Combien merveilleux est ce Drunken Mozart in the Desert!? Et à chaque fois que le tadam dadam tamtam se fait entendre autour des 5:40, le duvet de mes bras se transforment en de longs poils blonds tirés vers les cieux! Avant, il y a son ouverture qui ressemble effectivement à une vision désertique. Une grosse bibitte volante vient agresser cette vision, amenant les ambiances vers un rythme sautillant avec des tonalités organiques dans l'écho de ses battements. Il y a d'étranges effets de voix, mais ils se fanent dans ce rythme élastique qui accueille le fascinant staccato ambulant des orchestrations. Le synthé reste fascinant avec son chant et ses effets, alors que les deux structures de rythmes tissent un background riche et hypnotisant. La musique est mélodieuse et son rythme claudiquant est tout simplement savoureux.

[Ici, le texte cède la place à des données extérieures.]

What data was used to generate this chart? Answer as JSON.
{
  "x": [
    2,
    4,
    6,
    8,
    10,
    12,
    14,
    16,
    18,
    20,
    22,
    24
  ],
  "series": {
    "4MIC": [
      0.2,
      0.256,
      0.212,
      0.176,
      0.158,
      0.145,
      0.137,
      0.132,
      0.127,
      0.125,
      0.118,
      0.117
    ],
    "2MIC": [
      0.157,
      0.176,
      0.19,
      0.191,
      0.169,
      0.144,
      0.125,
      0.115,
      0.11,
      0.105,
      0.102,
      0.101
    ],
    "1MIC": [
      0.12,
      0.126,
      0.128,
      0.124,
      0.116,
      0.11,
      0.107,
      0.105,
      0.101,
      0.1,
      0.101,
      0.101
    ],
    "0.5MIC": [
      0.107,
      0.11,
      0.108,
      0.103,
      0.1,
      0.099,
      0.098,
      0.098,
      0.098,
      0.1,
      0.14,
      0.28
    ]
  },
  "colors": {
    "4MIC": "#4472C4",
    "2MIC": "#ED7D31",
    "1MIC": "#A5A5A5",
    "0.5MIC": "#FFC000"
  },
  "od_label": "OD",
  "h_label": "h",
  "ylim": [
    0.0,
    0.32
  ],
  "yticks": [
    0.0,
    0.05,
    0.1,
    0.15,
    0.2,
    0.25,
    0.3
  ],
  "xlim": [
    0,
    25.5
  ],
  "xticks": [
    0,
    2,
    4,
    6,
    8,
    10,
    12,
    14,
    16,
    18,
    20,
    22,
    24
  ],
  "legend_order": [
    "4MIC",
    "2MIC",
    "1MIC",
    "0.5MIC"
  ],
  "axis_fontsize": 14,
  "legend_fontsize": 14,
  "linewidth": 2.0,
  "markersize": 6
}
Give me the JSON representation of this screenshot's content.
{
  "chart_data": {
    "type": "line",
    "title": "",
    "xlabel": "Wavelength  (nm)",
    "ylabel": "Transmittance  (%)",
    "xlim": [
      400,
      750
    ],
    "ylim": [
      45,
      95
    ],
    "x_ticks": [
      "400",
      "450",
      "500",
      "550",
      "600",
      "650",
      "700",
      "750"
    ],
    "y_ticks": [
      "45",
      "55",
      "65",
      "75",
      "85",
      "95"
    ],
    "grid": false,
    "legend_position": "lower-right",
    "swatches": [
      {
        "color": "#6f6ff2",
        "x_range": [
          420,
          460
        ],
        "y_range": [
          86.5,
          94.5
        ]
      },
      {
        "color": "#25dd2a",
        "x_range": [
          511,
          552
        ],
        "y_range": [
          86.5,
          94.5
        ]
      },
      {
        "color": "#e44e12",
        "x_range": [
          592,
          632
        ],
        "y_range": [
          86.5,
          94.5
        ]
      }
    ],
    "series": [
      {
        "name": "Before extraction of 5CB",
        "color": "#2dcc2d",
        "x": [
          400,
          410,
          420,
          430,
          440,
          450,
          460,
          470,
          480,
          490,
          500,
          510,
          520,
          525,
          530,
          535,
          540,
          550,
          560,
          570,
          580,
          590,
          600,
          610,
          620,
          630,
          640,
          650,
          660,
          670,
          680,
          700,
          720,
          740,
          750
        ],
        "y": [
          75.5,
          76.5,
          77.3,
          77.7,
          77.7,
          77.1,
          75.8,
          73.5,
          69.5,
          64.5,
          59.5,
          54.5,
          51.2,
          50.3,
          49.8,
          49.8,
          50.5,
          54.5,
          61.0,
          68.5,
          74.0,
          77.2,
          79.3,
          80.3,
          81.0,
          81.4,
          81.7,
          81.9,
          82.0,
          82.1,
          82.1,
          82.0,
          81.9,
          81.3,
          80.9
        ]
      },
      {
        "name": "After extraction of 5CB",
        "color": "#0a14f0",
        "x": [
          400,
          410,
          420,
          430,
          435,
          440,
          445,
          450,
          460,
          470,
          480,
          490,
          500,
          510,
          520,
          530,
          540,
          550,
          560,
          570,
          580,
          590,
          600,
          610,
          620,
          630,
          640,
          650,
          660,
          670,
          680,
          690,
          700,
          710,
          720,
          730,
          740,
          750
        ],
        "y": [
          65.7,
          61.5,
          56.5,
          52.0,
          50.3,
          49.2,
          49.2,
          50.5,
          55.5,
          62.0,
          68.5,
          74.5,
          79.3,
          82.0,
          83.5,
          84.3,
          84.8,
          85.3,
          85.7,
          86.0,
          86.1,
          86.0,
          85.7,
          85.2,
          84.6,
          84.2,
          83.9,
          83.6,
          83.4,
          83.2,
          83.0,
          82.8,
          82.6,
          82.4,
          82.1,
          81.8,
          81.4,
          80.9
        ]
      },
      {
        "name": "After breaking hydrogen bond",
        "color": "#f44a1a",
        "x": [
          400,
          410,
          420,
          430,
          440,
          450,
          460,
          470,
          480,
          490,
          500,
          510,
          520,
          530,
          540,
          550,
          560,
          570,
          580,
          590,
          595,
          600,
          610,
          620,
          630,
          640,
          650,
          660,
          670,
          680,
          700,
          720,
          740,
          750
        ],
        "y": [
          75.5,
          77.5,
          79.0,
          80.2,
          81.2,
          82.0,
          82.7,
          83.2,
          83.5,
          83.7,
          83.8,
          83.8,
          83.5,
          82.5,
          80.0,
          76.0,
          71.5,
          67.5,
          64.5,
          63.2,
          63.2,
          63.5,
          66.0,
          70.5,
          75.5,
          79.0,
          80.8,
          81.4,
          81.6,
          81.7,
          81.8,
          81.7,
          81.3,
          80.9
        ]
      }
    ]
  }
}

Ces deux éléments arrivent vers une aire de repos où se trouve le fameux 5:41. Doucement, Edgar fait entendre le synthé et son air de violon aussi saoul que le rythme qui déambule avec une cohésion tellement harmonieuse que l'on fond lorsque ces solos de synthé très pointus nous arrache un soupir d'émerveillement. Un classique! Et tout un vrai! Les solos de guitare qui accentuent leurs charmes électrique sur le rythme fluide mais jamais cohérent de A Dali-Esque Sleep Fuse sont la meilleure réponse à ce titre extrêmement puissant qu'est Drunken Mozart in the Desert. Deux titres splendides dos-à-dos et dont la finale aussi de A Dali-Esque Sleep Fuse est conçue dans le génie. Scarlet Score for Mescalero termine STUNTMAN dans une enveloppe atmosphérique sombre. Il n'y a pas de rythme ici, juste des solos de synthé torsadés qui chantent avec des fausses mais délicieuses fausses notes sur un nid de grésillements et de matières sombres, propres à l'univers de Tangerine Dream. Une excellente façon de conclure un album sculpté dans les visions avant-gardiste d'Edgar Froese.

Comme bien des albums dans l'univers des reprises, de remasters et des re-remasters de Tangerine Dream, STUNTMAN a connu plusieurs vies. La meilleure reste l'album original de 1979. On sait que le vinyle n'a pas une vie de qualité immortelle, le premier CD de Virgin reste une belle option. Mais j'attirerais votre attention sur ce superbe coffret de 4 CD; Solo (1974-1983) - The Virgin Years. On y trouve les 5 albums solos d'Edgar sur Virgin dans un très bon remaster et une superbe qualité sonore.